According to today's Boston Globe, Gov. Patrick intends to announce his support for three casinos in Massachusetts, including one in Western Massachusetts.

I'm not in favor of criminalizing gambling. Prohibition is the classic example of what happens when society criminalizes a common activity or substance in which many people participate or use. Doesn't mean I have to like it, though.

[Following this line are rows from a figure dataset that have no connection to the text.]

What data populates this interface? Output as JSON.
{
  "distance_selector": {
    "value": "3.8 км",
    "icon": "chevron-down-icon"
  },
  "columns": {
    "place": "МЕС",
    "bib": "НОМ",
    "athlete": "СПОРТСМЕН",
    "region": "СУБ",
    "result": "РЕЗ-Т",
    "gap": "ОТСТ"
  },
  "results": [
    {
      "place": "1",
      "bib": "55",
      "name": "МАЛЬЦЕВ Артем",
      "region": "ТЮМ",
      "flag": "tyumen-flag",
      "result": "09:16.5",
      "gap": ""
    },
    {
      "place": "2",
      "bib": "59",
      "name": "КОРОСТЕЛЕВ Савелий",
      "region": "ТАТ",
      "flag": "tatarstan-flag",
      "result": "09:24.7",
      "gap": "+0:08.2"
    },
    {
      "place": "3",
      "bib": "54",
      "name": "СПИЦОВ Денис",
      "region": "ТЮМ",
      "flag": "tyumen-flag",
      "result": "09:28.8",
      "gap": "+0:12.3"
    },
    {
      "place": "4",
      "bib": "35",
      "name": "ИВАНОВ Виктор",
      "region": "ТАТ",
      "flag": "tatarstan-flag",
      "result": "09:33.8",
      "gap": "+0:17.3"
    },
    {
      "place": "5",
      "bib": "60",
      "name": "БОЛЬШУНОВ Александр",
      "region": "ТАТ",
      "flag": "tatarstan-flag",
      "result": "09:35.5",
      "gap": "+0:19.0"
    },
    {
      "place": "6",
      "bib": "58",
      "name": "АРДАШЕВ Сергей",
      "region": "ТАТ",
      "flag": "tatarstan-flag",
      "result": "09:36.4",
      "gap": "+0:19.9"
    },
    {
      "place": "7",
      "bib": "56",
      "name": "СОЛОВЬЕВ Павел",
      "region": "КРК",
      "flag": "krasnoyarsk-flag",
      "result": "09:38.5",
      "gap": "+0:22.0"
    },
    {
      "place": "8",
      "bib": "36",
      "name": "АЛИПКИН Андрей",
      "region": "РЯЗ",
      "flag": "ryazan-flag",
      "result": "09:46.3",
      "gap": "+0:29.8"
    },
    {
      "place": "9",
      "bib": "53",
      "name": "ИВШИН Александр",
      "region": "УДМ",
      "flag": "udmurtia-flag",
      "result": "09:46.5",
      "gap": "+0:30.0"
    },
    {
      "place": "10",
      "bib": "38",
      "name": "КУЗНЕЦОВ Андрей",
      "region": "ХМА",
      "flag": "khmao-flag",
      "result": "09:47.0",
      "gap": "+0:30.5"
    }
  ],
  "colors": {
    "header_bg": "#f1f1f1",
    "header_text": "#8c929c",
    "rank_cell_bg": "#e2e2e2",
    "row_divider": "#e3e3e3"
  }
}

I will leave it to others to lay out the economic pros and cons. Instead, I have three images:

Returning from a four year stay in Maine, I go to a local smoke shop looking for a deal on cigarettes. (!!!) I notice there are a half-dozen people just standing around, not in line, each separate from each other and silent. They give off creepy air of mass lobotomy. In those racing seconds when my mind is seeking an explanation-- an outing from some local residential center?-- I realize that their attention is focused upwards toward a television mounted on the wall, where the screen says, "Next game will begin in four minutes." I ask the propriator what's going on and he says, "Keno." First time I have heard those words.

I go to my local convenience store, only one older man in front of me, and wait five minutes while he spends $50 choosing scratch cards from the overwheming diversity of ticket rolls behind the counter. I notice that the sole of one of his shoes is hanging on by just a few stitches.

A ninety year old woman who lives in subsidized housing and who I have been expected at a meeting calls me to explain she can't come-- her "friend," to whom she will pay $100 for transportation, is taking her to Foxwoods.